Eine § 78 Abs. 4 Satz 4 AsylG genügende Darlegung von Berufungszulassungsgründen erfordert eine substantielle Erörterung des in Anspruch genommenen Zulassungsgrundes, wobei „darlegen“ schon nach allgemeinem Sprachgebrauch mehr als lediglich einen allgemeinen Hinweis bedeutet; „etwas darlegen“ bedeutet vielmehr so viel wie „erläutern“, „erklären“ oder „näher auf etwas eingehen“ (BVerwG, B.v. 9.3.1993 – 3 B 105/92 – juris Rn. 3 m.w.N.).
b) Hieran gemessen ist die grundsätzliche Bedeutung der Rechtssache nicht hinreichend dargelegt.

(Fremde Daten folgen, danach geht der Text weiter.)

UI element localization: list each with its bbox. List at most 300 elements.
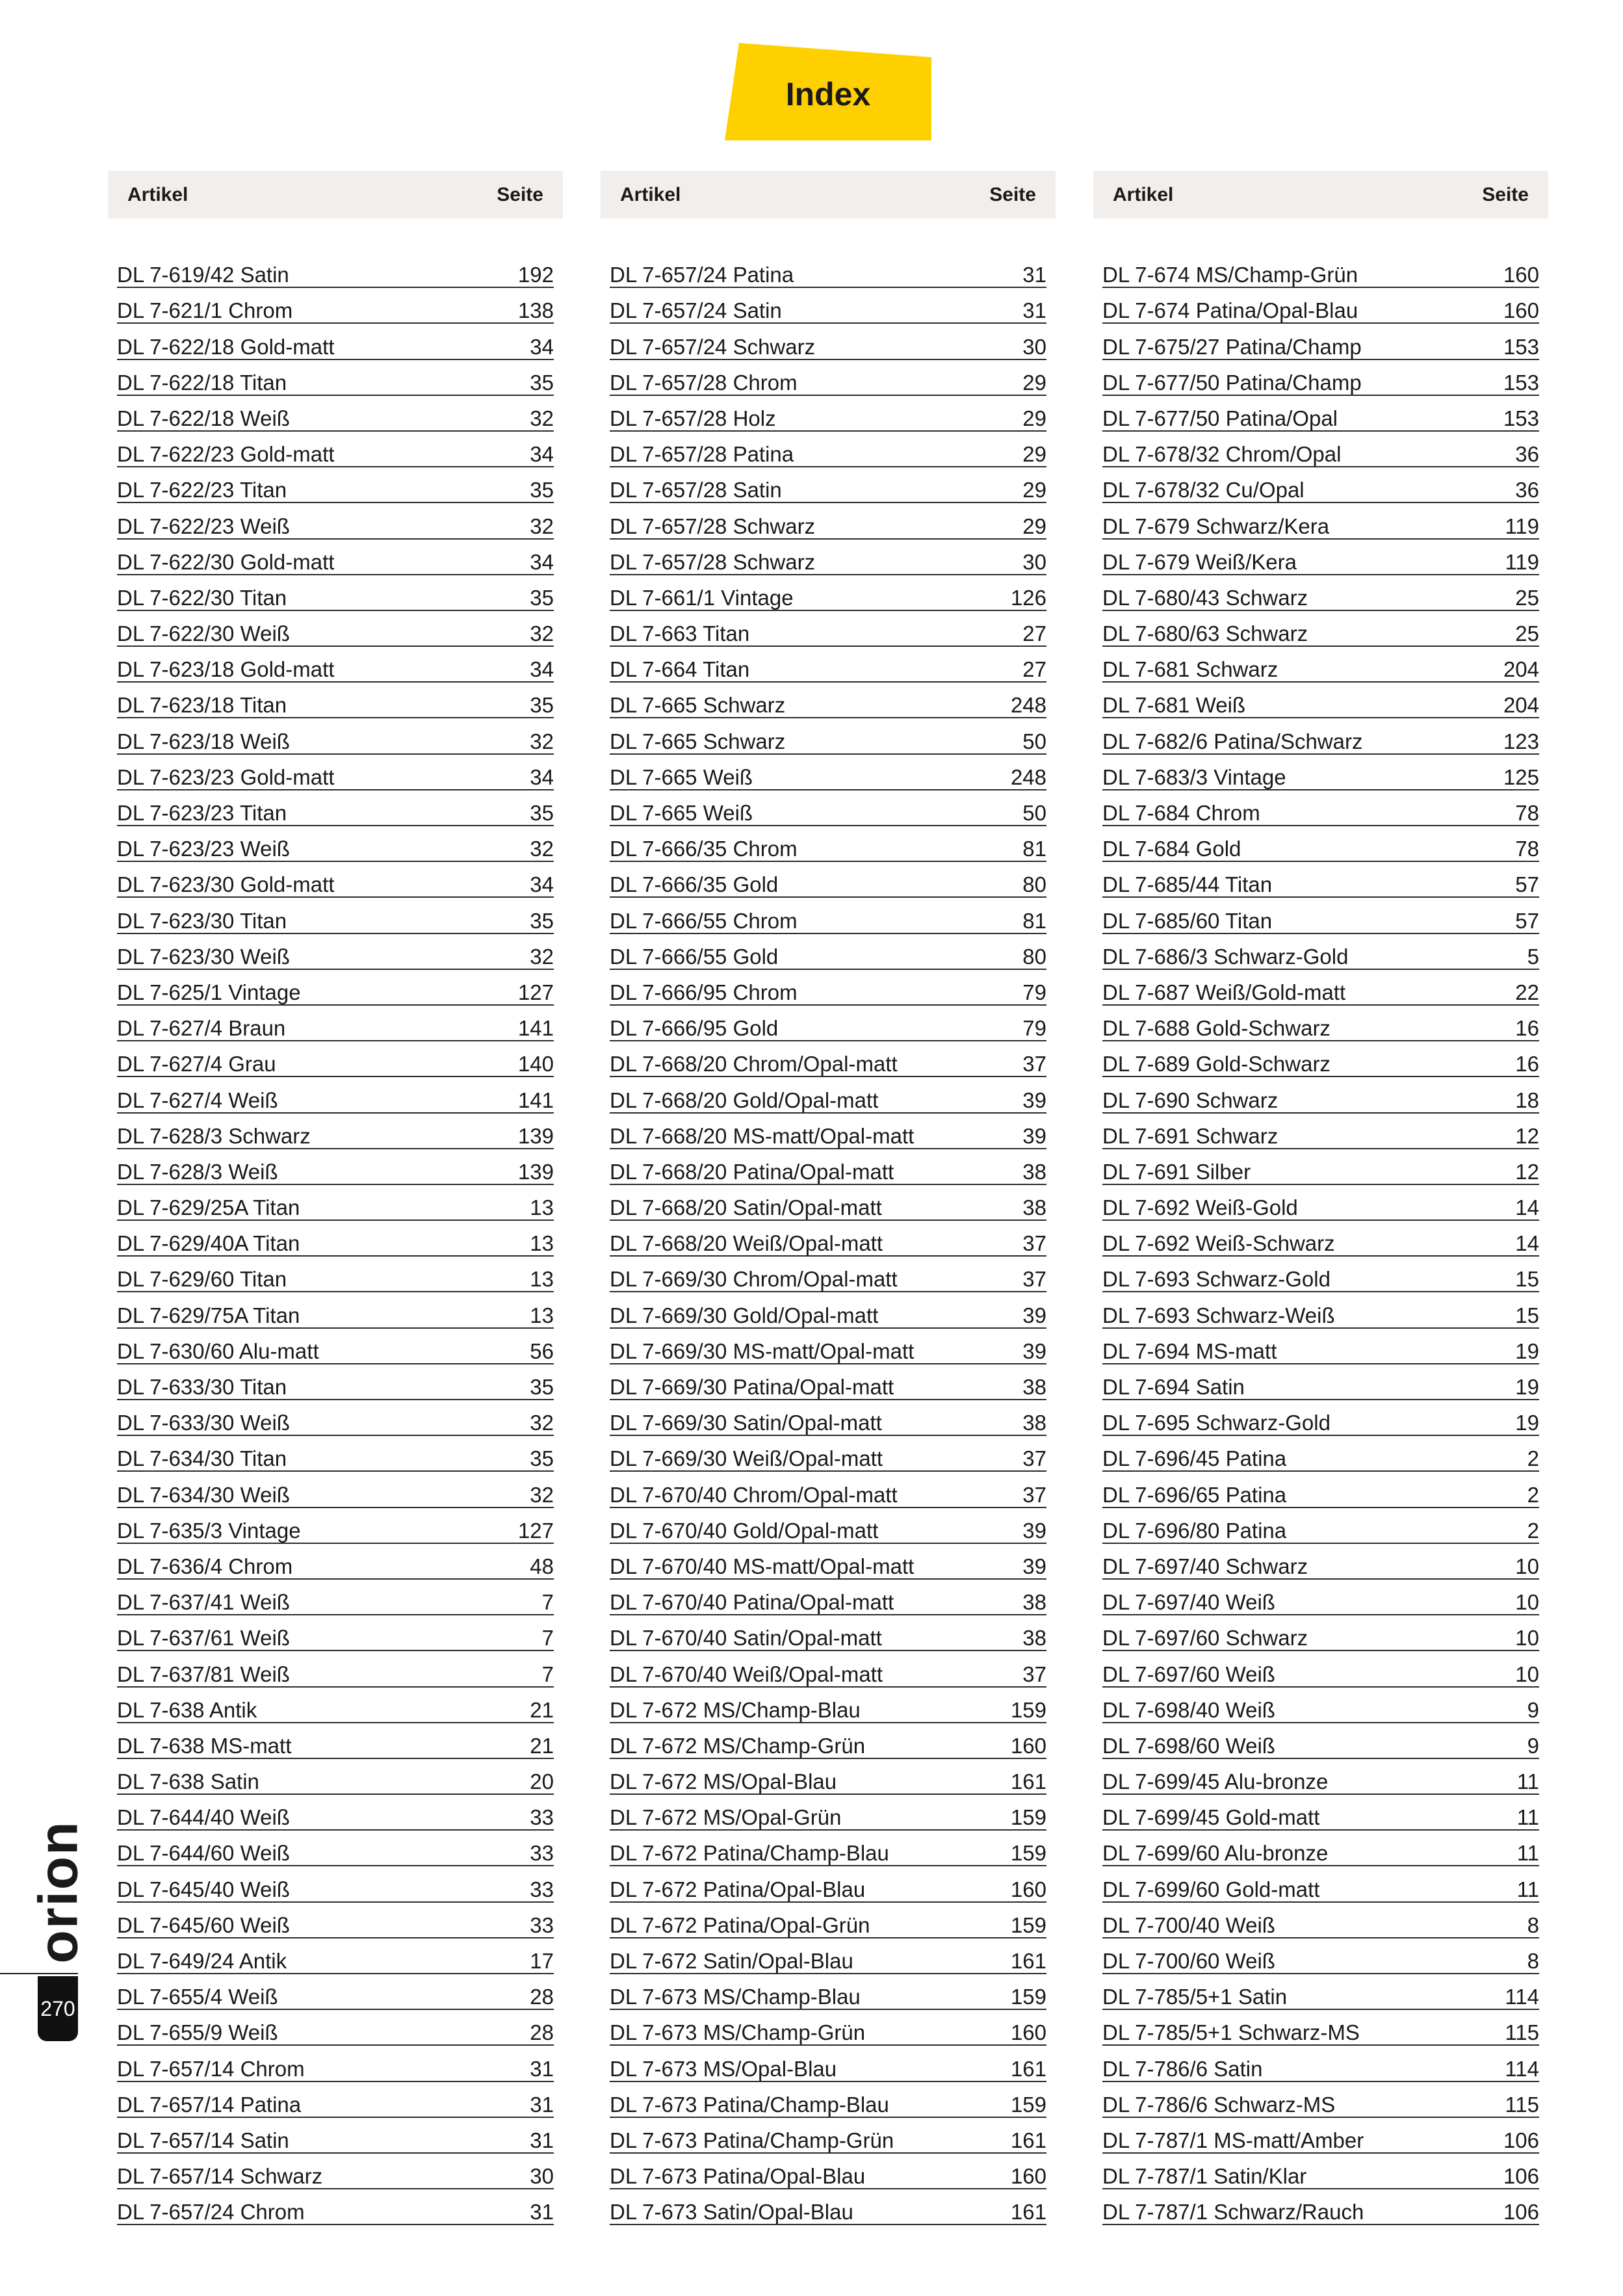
page-reference: 140 <box>517 1052 554 1076</box>
index-row[interactable] <box>117 1364 554 1400</box>
index-row[interactable] <box>117 324 554 359</box>
article-name: DL 7-622/30 Weiß <box>117 621 290 646</box>
index-row[interactable] <box>610 396 1046 432</box>
index-row[interactable] <box>610 1831 1046 1866</box>
page-reference: 9 <box>1527 1733 1539 1758</box>
article-name: DL 7-681 Schwarz <box>1102 657 1279 682</box>
index-row[interactable] <box>610 1866 1046 1902</box>
article-name: DL 7-672 Patina/Champ-Blau <box>610 1841 889 1866</box>
page-reference: 160 <box>1010 1877 1046 1901</box>
page-reference: 33 <box>530 1912 554 1937</box>
page-reference: 29 <box>1022 442 1046 467</box>
brand-logo <box>27 1801 89 1983</box>
article-name: DL 7-645/40 Weiß <box>117 1877 290 1901</box>
page-reference: 29 <box>1022 406 1046 430</box>
index-row[interactable] <box>610 2046 1046 2081</box>
article-name: DL 7-623/23 Weiß <box>117 837 290 861</box>
index-row[interactable] <box>117 1903 554 1938</box>
article-name: DL 7-629/60 Titan <box>117 1267 287 1292</box>
article-name: DL 7-666/35 Gold <box>610 872 779 897</box>
index-row[interactable] <box>117 755 554 790</box>
article-name: DL 7-669/30 Patina/Opal-matt <box>610 1375 894 1399</box>
page-reference: 38 <box>1022 1159 1046 1184</box>
page-reference: 34 <box>530 334 554 359</box>
page-reference: 34 <box>530 549 554 574</box>
index-row[interactable] <box>1102 647 1539 683</box>
index-row[interactable] <box>610 1903 1046 1938</box>
index-row[interactable] <box>117 1329 554 1364</box>
index-row[interactable] <box>117 790 554 826</box>
index-row[interactable] <box>117 1938 554 1974</box>
index-row[interactable] <box>1102 1185 1539 1221</box>
page-reference: 34 <box>530 764 554 789</box>
index-row[interactable] <box>117 503 554 539</box>
article-name: DL 7-670/40 MS-matt/Opal-matt <box>610 1554 915 1578</box>
index-row[interactable] <box>1102 2010 1539 2046</box>
index-row[interactable] <box>117 1041 554 1077</box>
page-reference: 127 <box>517 980 554 1004</box>
article-name: DL 7-672 MS/Opal-Grün <box>610 1805 842 1830</box>
article-name: DL 7-699/60 Gold-matt <box>1102 1877 1320 1901</box>
index-row[interactable] <box>1102 575 1539 611</box>
index-row[interactable] <box>1102 288 1539 324</box>
page-reference: 114 <box>1505 2056 1539 2081</box>
index-row[interactable] <box>1102 1436 1539 1472</box>
index-row[interactable] <box>1102 862 1539 898</box>
index-row[interactable] <box>117 575 554 611</box>
index-row[interactable] <box>1102 718 1539 754</box>
page-reference: 50 <box>1022 801 1046 825</box>
article-name: DL 7-678/32 Chrom/Opal <box>1102 442 1342 467</box>
index-row[interactable] <box>1102 1329 1539 1364</box>
page-reference: 32 <box>530 406 554 430</box>
index-row[interactable] <box>117 862 554 898</box>
page-reference: 25 <box>1515 585 1539 610</box>
index-row[interactable] <box>117 467 554 503</box>
article-name: DL 7-696/80 Patina <box>1102 1518 1287 1543</box>
index-row[interactable] <box>610 683 1046 718</box>
index-row[interactable] <box>1102 1580 1539 1615</box>
index-row[interactable] <box>1102 2082 1539 2118</box>
page-reference: 32 <box>530 944 554 969</box>
index-row[interactable] <box>117 1436 554 1472</box>
index-row[interactable] <box>117 934 554 970</box>
article-name: DL 7-625/1 Vintage <box>117 980 301 1004</box>
page-reference: 39 <box>1022 1338 1046 1363</box>
page-reference: 11 <box>1516 1877 1539 1901</box>
index-row[interactable] <box>1102 1544 1539 1580</box>
index-row[interactable] <box>610 1974 1046 2010</box>
article-name: DL 7-657/28 Patina <box>610 442 794 467</box>
index-row[interactable] <box>610 1795 1046 1831</box>
page-reference: 38 <box>1022 1626 1046 1650</box>
index-row[interactable] <box>610 1077 1046 1113</box>
index-row[interactable] <box>610 1329 1046 1364</box>
index-row[interactable] <box>1102 360 1539 396</box>
index-row[interactable] <box>117 1508 554 1544</box>
index-row[interactable] <box>1102 252 1539 288</box>
page-reference: 31 <box>1022 298 1046 323</box>
article-name: DL 7-623/18 Gold-matt <box>117 657 335 682</box>
page-reference: 9 <box>1527 1697 1539 1722</box>
index-row[interactable] <box>610 467 1046 503</box>
page-reference: 106 <box>1503 2200 1539 2224</box>
page-reference: 32 <box>530 1482 554 1507</box>
page-reference: 248 <box>1010 764 1046 789</box>
index-row[interactable] <box>117 970 554 1006</box>
index-row[interactable] <box>1102 1974 1539 2010</box>
article-name: DL 7-674 MS/Champ-Grün <box>1102 263 1358 287</box>
index-row[interactable] <box>610 1723 1046 1759</box>
article-name: DL 7-673 Patina/Champ-Blau <box>610 2092 889 2117</box>
page-reference: 10 <box>1515 1662 1539 1686</box>
index-row[interactable] <box>117 826 554 862</box>
article-name: DL 7-666/35 Chrom <box>610 837 798 861</box>
article-name: DL 7-787/1 Schwarz/Rauch <box>1102 2200 1364 2224</box>
index-row[interactable] <box>117 1651 554 1687</box>
page-reference: 37 <box>1022 1446 1046 1471</box>
column-header-artikel: Artikel <box>127 183 188 205</box>
index-row[interactable] <box>117 2010 554 2046</box>
article-name: DL 7-675/27 Patina/Champ <box>1102 334 1362 359</box>
index-row[interactable] <box>117 1723 554 1759</box>
article-name: DL 7-657/14 Patina <box>117 2092 302 2117</box>
page-reference: 39 <box>1022 1303 1046 1327</box>
index-row[interactable] <box>610 2154 1046 2189</box>
article-name: DL 7-637/81 Weiß <box>117 1662 290 1686</box>
page-reference: 161 <box>1010 2128 1046 2152</box>
index-row[interactable] <box>117 1221 554 1257</box>
page-reference: 33 <box>530 1841 554 1866</box>
article-name: DL 7-629/25A Titan <box>117 1195 300 1220</box>
index-row[interactable] <box>610 1544 1046 1580</box>
index-row[interactable] <box>610 970 1046 1006</box>
index-row[interactable] <box>610 252 1046 288</box>
index-row[interactable] <box>117 2189 554 2225</box>
article-name: DL 7-674 Patina/Opal-Blau <box>1102 298 1358 323</box>
index-row[interactable] <box>117 1974 554 2010</box>
article-name: DL 7-657/24 Chrom <box>117 2200 305 2224</box>
article-name: DL 7-696/65 Patina <box>1102 1482 1287 1507</box>
page-reference: 138 <box>517 298 554 323</box>
page-reference: 139 <box>517 1159 554 1184</box>
index-row[interactable] <box>1102 1615 1539 1651</box>
article-name: DL 7-663 Titan <box>610 621 750 646</box>
index-row[interactable] <box>610 1508 1046 1544</box>
page-reference: 11 <box>1516 1769 1539 1794</box>
page-reference: 39 <box>1022 1088 1046 1112</box>
index-row[interactable] <box>117 1615 554 1651</box>
page-reference: 153 <box>1503 370 1539 395</box>
page-reference: 38 <box>1022 1375 1046 1399</box>
index-row[interactable] <box>117 1185 554 1221</box>
article-name: DL 7-692 Weiß-Gold <box>1102 1195 1298 1220</box>
page-reference: 161 <box>1010 2056 1046 2081</box>
article-name: DL 7-657/28 Schwarz <box>610 514 816 538</box>
index-row[interactable] <box>610 1364 1046 1400</box>
article-name: DL 7-697/60 Schwarz <box>1102 1626 1308 1650</box>
article-name: DL 7-699/45 Gold-matt <box>1102 1805 1320 1830</box>
index-row[interactable] <box>117 898 554 933</box>
index-row[interactable] <box>610 324 1046 359</box>
index-row[interactable] <box>610 288 1046 324</box>
index-row[interactable] <box>1102 1114 1539 1149</box>
index-row[interactable] <box>610 575 1046 611</box>
index-row[interactable] <box>610 1400 1046 1436</box>
index-row[interactable] <box>1102 1723 1539 1759</box>
index-row[interactable] <box>1102 1831 1539 1866</box>
article-name: DL 7-678/32 Cu/Opal <box>1102 478 1305 502</box>
article-name: DL 7-680/63 Schwarz <box>1102 621 1308 646</box>
article-name: DL 7-699/45 Alu-bronze <box>1102 1769 1329 1794</box>
index-row[interactable] <box>1102 934 1539 970</box>
index-row[interactable] <box>610 1436 1046 1472</box>
article-name: DL 7-665 Schwarz <box>610 729 786 753</box>
page-reference: 160 <box>1010 2020 1046 2045</box>
index-row[interactable] <box>117 1077 554 1113</box>
index-row[interactable] <box>1102 898 1539 933</box>
page-reference: 35 <box>530 693 554 718</box>
page-reference: 2 <box>1527 1482 1539 1507</box>
index-row[interactable] <box>610 1041 1046 1077</box>
index-row[interactable] <box>1102 1149 1539 1185</box>
index-row[interactable] <box>117 1472 554 1507</box>
page-reference: 33 <box>530 1877 554 1901</box>
article-name: DL 7-670/40 Satin/Opal-matt <box>610 1626 882 1650</box>
index-row[interactable] <box>610 611 1046 647</box>
article-name: DL 7-684 Chrom <box>1102 801 1260 825</box>
index-row[interactable] <box>610 2082 1046 2118</box>
index-row[interactable] <box>1102 1508 1539 1544</box>
page-reference: 38 <box>1022 1411 1046 1435</box>
index-row[interactable] <box>610 1185 1046 1221</box>
index-row[interactable] <box>1102 1077 1539 1113</box>
index-row[interactable] <box>610 1292 1046 1328</box>
index-row[interactable] <box>117 2082 554 2118</box>
article-name: DL 7-691 Silber <box>1102 1159 1251 1184</box>
page-reference: 160 <box>1010 1733 1046 1758</box>
index-row[interactable] <box>610 1651 1046 1687</box>
page-reference: 19 <box>1515 1338 1539 1363</box>
article-name: DL 7-785/5+1 Schwarz-MS <box>1102 2020 1360 2045</box>
index-row[interactable] <box>117 2118 554 2154</box>
index-row[interactable] <box>610 1221 1046 1257</box>
index-list <box>108 252 563 2225</box>
article-name: DL 7-665 Weiß <box>610 801 753 825</box>
index-row[interactable] <box>1102 1938 1539 1974</box>
index-row[interactable] <box>117 396 554 432</box>
index-row[interactable] <box>610 826 1046 862</box>
index-row[interactable] <box>610 503 1046 539</box>
index-row[interactable] <box>1102 1364 1539 1400</box>
index-row[interactable] <box>1102 432 1539 467</box>
index-row[interactable] <box>117 1580 554 1615</box>
index-row[interactable] <box>117 1795 554 1831</box>
article-name: DL 7-679 Schwarz/Kera <box>1102 514 1330 538</box>
article-name: DL 7-688 Gold-Schwarz <box>1102 1016 1331 1041</box>
index-row[interactable] <box>1102 324 1539 359</box>
index-row[interactable] <box>1102 755 1539 790</box>
index-row[interactable] <box>1102 467 1539 503</box>
page-reference: 30 <box>530 2164 554 2189</box>
index-row[interactable] <box>117 1257 554 1292</box>
index-row[interactable] <box>117 1544 554 1580</box>
index-row[interactable] <box>117 611 554 647</box>
index-row[interactable] <box>117 1292 554 1328</box>
index-row[interactable] <box>1102 826 1539 862</box>
index-row[interactable] <box>1102 1688 1539 1723</box>
page-reference: 125 <box>1503 764 1539 789</box>
index-row[interactable] <box>610 934 1046 970</box>
article-name: DL 7-623/23 Gold-matt <box>117 764 335 789</box>
article-name: DL 7-689 Gold-Schwarz <box>1102 1052 1331 1076</box>
index-row[interactable] <box>1102 1795 1539 1831</box>
index-row[interactable] <box>1102 790 1539 826</box>
page-reference: 160 <box>1503 298 1539 323</box>
page-reference: 39 <box>1022 1554 1046 1578</box>
index-row[interactable] <box>117 1831 554 1866</box>
index-row[interactable] <box>1102 1903 1539 1938</box>
index-row[interactable] <box>1102 1866 1539 1902</box>
index-row[interactable] <box>1102 1221 1539 1257</box>
index-row[interactable] <box>1102 396 1539 432</box>
index-row[interactable] <box>610 1114 1046 1149</box>
index-row[interactable] <box>117 1006 554 1041</box>
article-name: DL 7-619/42 Satin <box>117 263 289 287</box>
index-row[interactable] <box>610 898 1046 933</box>
article-name: DL 7-673 Satin/Opal-Blau <box>610 2200 853 2224</box>
page-reference: 159 <box>1010 1805 1046 1830</box>
index-row[interactable] <box>1102 2189 1539 2225</box>
index-row[interactable] <box>610 647 1046 683</box>
index-row[interactable] <box>1102 1257 1539 1292</box>
article-name: DL 7-623/30 Gold-matt <box>117 872 335 897</box>
index-row[interactable] <box>117 1866 554 1902</box>
article-name: DL 7-628/3 Weiß <box>117 1159 278 1184</box>
page-reference: 13 <box>530 1303 554 1327</box>
index-row[interactable] <box>117 2154 554 2189</box>
article-name: DL 7-672 MS/Champ-Blau <box>610 1697 861 1722</box>
page-reference: 106 <box>1503 2164 1539 2189</box>
index-row[interactable] <box>117 540 554 575</box>
index-row[interactable] <box>610 1580 1046 1615</box>
index-row[interactable] <box>117 1149 554 1185</box>
index-row[interactable] <box>117 647 554 683</box>
page-reference: 29 <box>1022 514 1046 538</box>
page-reference: 79 <box>1022 980 1046 1004</box>
index-row[interactable] <box>610 755 1046 790</box>
index-row[interactable] <box>1102 540 1539 575</box>
index-row[interactable] <box>117 718 554 754</box>
index-row[interactable] <box>117 683 554 718</box>
index-row[interactable] <box>610 862 1046 898</box>
page-reference: 35 <box>530 1446 554 1471</box>
index-row[interactable] <box>1102 1759 1539 1795</box>
page-reference: 10 <box>1515 1590 1539 1615</box>
index-row[interactable] <box>117 1114 554 1149</box>
article-name: DL 7-672 Patina/Opal-Grün <box>610 1912 870 1937</box>
page-reference: 48 <box>530 1554 554 1578</box>
page-reference: 115 <box>1505 2092 1539 2117</box>
index-row[interactable] <box>1102 683 1539 718</box>
page-reference: 29 <box>1022 370 1046 395</box>
article-name: DL 7-657/24 Patina <box>610 263 794 287</box>
page-reference: 15 <box>1515 1267 1539 1292</box>
page-reference: 78 <box>1515 801 1539 825</box>
index-row[interactable] <box>610 432 1046 467</box>
article-name: DL 7-623/23 Titan <box>117 801 287 825</box>
index-row[interactable] <box>610 1759 1046 1795</box>
page-reference: 34 <box>530 657 554 682</box>
index-row[interactable] <box>610 1149 1046 1185</box>
page-reference: 27 <box>1022 621 1046 646</box>
index-row[interactable] <box>1102 1472 1539 1507</box>
index-row[interactable] <box>1102 970 1539 1006</box>
index-column-2 <box>601 171 1056 2225</box>
page-reference: 35 <box>530 908 554 933</box>
index-row[interactable] <box>117 252 554 288</box>
page-reference: 12 <box>1515 1159 1539 1184</box>
article-name: DL 7-668/20 Satin/Opal-matt <box>610 1195 882 1220</box>
index-row[interactable] <box>117 1400 554 1436</box>
article-name: DL 7-630/60 Alu-matt <box>117 1338 319 1363</box>
index-row[interactable] <box>610 2189 1046 2225</box>
page-reference: 15 <box>1515 1303 1539 1327</box>
index-row[interactable] <box>1102 2046 1539 2081</box>
index-row[interactable] <box>117 288 554 324</box>
index-row[interactable] <box>117 432 554 467</box>
index-row[interactable] <box>610 1688 1046 1723</box>
index-row[interactable] <box>117 1759 554 1795</box>
page-reference: 21 <box>530 1733 554 1758</box>
index-row[interactable] <box>117 1688 554 1723</box>
article-name: DL 7-690 Schwarz <box>1102 1088 1279 1112</box>
index-row[interactable] <box>610 540 1046 575</box>
index-row[interactable] <box>610 790 1046 826</box>
index-row[interactable] <box>610 1472 1046 1507</box>
index-row[interactable] <box>1102 1400 1539 1436</box>
index-row[interactable] <box>610 2010 1046 2046</box>
index-row[interactable] <box>610 2118 1046 2154</box>
index-row[interactable] <box>1102 2154 1539 2189</box>
index-row[interactable] <box>1102 1006 1539 1041</box>
page-reference: 34 <box>530 442 554 467</box>
index-row[interactable] <box>610 1257 1046 1292</box>
index-row[interactable] <box>1102 611 1539 647</box>
index-row[interactable] <box>1102 503 1539 539</box>
page-reference: 115 <box>1505 2020 1539 2045</box>
index-row[interactable] <box>610 1006 1046 1041</box>
index-row[interactable] <box>610 360 1046 396</box>
index-row[interactable] <box>1102 1292 1539 1328</box>
index-row[interactable] <box>1102 2118 1539 2154</box>
article-name: DL 7-694 Satin <box>1102 1375 1245 1399</box>
article-name: DL 7-661/1 Vintage <box>610 585 794 610</box>
index-row[interactable] <box>610 1615 1046 1651</box>
article-name: DL 7-692 Weiß-Schwarz <box>1102 1231 1335 1256</box>
index-row[interactable] <box>117 2046 554 2081</box>
page-reference: 37 <box>1022 1052 1046 1076</box>
index-row[interactable] <box>610 718 1046 754</box>
index-row[interactable] <box>117 360 554 396</box>
article-name: DL 7-649/24 Antik <box>117 1949 287 1973</box>
article-name: DL 7-685/44 Titan <box>1102 872 1273 897</box>
index-row[interactable] <box>1102 1651 1539 1687</box>
page-reference: 30 <box>1022 549 1046 574</box>
page-reference: 32 <box>530 729 554 753</box>
index-row[interactable] <box>1102 1041 1539 1077</box>
index-row[interactable] <box>610 1938 1046 1974</box>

Die Klägerinnen haben in der Begründung des Zulassungsantrages keine konkrete Rechts- oder Tatsachenfrage formuliert, die den dargestellten Anforderungen genügt. Es wird lediglich geltend gemacht, der Fall der Klägerinnen berühre „eine Vielzahl nigerianischer, insbesondere weiblicher Flüchtlinge im Hinblick auf die Gefahrensituation weiblicher, alleinstehender Rückkehrerinnen mit minderjährigen Kindern, der medizinischen Versorgung, insbesondere der Behandlung einer posttraumatischen Belastungsstörung, eine drohende Genitalbeschneidung (…) der zwei minderjährigen Töchter (…), sowie der Gefahr der Verelendung mangels lebenserhaltender familiärer Unterstützung“. Im Folgenden werden diese befürchteten Gefahren nach Art einer Klagebegründung näher ausgeführt, ohne dass eine fallübergreifende Grundsatzfrage auch nur indirekt formuliert wird. Die Ausführungen richten sich gegen die Sachverhalts- und Beweiswürdigung sowie die Rechtsanwendung durch das Verwaltungsgericht, somit also gegen die materielle Richtigkeit der verwaltungsgerichtlichen Entscheidung, was nach der abschließenden Sonderregelung des § 78 Abs. 3 AsylG nicht zur Zulassung der Berufung führen kann.
Die Kostenentscheidung beruht auf § 154 Abs. 2 VwGO, § 83 b AsylG.
Mit dieser gemäß § 80 AsylG unanfechtbaren Entscheidung wird das Urteil des Verwaltungsgerichts rechtskräftig (§ 78 Abs. 5 Satz 2 AslyG).